Optimization of the Biogenic Synthesis of Silver Nanoparticles and their Application in the Degradation of Dyes

Abstract

Using plant extracts for the green synthesis of silver nanoparticles (AgNPs) is being recognized as a promising and environmentally sustainable approach. Plant extracts in producing AgNPs obviate cell culture maintenance and allow scalability in a non-aseptic setting. This work aims to identify the categories of phytochemicals and to conduct the biosynthesis and characterization of AgNPs utilizing extracts from the leaves and stems of Clinacanthus nutans. The present work involved the synthesis of AgNPs using aqueous extracts derived from the leaves (L) and stems (S) of C. nutans. This synthesis approach was chosen due to its non-toxic nature, cost-effectiveness, and environmentally favorable characteristics. The Transmission Electron Microscopy (TEM) examination revealed the presence of silver nanoparticles, denoted as AgNP-L and AgNP-S, which exhibited size ranges of 20 to 200 nm and 25 to 250 nm, respectively.
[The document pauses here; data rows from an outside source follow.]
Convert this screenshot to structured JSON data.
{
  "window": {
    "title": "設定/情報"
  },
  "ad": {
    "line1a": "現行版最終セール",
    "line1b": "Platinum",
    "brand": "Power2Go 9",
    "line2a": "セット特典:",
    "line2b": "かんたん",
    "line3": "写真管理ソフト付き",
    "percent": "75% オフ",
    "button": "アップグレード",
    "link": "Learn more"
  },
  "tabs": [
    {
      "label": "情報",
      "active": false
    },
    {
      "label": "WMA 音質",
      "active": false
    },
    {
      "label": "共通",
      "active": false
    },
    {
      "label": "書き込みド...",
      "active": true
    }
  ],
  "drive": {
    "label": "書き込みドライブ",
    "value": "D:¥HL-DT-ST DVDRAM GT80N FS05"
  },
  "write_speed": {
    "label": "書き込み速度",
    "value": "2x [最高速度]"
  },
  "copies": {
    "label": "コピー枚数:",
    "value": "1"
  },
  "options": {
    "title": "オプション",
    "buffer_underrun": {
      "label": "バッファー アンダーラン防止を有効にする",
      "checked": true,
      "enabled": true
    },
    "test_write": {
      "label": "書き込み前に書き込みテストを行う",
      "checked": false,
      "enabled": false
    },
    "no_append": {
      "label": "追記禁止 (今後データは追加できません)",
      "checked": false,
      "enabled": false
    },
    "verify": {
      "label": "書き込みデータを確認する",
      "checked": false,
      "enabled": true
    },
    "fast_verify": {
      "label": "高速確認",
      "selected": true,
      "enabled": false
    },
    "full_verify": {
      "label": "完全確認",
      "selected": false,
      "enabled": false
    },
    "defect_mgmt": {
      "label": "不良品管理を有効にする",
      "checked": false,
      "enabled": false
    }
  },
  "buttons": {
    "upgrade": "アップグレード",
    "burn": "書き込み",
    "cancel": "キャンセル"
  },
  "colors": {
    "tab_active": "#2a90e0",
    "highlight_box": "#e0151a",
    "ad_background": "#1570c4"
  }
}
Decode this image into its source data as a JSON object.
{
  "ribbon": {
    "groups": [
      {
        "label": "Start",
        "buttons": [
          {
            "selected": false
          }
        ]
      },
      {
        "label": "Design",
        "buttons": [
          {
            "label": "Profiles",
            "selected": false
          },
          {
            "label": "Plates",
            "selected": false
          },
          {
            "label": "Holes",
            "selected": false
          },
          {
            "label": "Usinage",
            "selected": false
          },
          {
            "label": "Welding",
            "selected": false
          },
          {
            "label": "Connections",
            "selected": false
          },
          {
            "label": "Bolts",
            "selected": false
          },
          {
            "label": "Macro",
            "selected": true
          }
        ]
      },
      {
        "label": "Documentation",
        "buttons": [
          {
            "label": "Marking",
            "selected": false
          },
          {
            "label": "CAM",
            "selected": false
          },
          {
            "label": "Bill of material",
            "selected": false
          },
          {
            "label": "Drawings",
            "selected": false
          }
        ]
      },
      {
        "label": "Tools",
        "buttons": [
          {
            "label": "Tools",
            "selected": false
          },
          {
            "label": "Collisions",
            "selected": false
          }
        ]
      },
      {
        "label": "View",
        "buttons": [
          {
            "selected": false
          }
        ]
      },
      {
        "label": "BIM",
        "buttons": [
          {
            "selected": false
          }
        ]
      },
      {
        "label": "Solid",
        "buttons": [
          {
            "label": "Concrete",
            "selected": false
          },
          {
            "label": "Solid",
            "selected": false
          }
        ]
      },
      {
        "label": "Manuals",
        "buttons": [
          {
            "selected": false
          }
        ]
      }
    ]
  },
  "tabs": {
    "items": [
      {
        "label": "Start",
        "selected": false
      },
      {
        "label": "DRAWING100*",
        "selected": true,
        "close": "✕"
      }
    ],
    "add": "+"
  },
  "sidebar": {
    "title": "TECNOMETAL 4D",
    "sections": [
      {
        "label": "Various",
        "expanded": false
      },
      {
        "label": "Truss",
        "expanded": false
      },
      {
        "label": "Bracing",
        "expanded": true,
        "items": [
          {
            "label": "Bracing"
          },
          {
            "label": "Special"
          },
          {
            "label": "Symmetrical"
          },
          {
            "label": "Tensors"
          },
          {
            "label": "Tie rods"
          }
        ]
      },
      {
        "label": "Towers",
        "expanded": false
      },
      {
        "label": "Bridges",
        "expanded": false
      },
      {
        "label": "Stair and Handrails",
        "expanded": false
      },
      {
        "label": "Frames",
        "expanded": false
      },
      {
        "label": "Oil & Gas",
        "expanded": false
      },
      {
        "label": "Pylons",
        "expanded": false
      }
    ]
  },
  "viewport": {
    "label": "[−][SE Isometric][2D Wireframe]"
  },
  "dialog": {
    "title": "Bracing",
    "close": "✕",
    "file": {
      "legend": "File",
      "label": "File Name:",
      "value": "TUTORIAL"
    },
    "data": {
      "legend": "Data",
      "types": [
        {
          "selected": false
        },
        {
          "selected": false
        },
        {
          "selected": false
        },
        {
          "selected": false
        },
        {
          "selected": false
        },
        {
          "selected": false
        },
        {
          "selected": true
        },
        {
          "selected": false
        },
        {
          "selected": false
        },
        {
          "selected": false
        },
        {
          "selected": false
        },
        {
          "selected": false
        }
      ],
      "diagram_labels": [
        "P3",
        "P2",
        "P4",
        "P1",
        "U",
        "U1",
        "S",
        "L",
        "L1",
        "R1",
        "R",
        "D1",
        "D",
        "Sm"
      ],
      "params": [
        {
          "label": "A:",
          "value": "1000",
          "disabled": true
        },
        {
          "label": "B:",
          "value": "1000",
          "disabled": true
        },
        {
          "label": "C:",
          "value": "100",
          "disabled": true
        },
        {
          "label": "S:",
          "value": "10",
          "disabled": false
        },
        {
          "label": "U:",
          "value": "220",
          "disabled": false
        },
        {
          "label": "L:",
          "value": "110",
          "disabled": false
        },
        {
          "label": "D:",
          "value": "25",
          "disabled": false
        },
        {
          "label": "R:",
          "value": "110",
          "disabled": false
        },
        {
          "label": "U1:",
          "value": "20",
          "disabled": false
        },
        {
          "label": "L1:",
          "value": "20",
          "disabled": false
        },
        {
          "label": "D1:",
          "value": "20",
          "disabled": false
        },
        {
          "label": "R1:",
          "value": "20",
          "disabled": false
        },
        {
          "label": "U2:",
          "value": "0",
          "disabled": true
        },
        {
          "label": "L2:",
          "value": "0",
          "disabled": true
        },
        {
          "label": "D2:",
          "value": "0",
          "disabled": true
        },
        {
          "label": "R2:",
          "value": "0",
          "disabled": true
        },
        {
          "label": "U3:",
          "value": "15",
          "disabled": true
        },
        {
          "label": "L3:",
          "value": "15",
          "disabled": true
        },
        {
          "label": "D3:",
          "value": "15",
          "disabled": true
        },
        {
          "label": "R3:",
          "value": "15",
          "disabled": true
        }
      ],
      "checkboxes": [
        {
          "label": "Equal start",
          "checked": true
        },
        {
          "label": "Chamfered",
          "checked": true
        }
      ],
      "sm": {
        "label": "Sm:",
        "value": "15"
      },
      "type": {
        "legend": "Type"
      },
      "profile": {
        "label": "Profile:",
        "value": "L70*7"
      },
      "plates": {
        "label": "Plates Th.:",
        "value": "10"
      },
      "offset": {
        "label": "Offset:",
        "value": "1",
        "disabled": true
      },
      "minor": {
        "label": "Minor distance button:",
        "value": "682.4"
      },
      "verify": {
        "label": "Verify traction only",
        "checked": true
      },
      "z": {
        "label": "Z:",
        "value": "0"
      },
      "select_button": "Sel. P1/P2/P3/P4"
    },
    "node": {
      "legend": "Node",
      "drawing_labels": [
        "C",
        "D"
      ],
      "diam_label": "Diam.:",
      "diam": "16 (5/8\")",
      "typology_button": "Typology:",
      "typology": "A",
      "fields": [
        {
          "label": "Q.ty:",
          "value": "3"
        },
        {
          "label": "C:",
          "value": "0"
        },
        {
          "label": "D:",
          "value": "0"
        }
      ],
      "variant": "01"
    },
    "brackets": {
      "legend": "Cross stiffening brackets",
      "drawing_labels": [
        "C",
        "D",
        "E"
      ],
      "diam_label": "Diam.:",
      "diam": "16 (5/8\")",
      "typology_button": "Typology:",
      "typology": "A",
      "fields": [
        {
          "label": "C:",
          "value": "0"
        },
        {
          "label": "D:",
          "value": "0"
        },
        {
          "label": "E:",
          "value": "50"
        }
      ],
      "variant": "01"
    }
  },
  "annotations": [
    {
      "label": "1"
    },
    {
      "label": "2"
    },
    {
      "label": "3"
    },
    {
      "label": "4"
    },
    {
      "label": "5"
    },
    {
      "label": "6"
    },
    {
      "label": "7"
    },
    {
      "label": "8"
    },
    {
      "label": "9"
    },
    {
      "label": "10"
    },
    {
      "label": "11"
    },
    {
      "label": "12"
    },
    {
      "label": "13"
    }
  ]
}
The average sizes of AgNP-L and AgNP-S were determined to be 99.38 nm and 68.47 nm, respectively. The AgNP has shown remarkable degrading efficiency towards commercial dyes, namely Nile Blue (NB), with a removal rate of 94% within 110 minutes, and Reactive Yellow 160 (RY160), with a removal rate of 82% within 110 minutes. The extract derived from the Clinacanthus nutans exhibited considerably elevated concentrations of biologically active chemicals (Flavonoid and Phenolic). The utilization of biogenic AgNPs presents a significant prospect for the remediation of water resources polluted with industrial dye, owing to their notable reusability, photocatalytic effectiveness, and compatibility with environmentally friendly synthesis methods.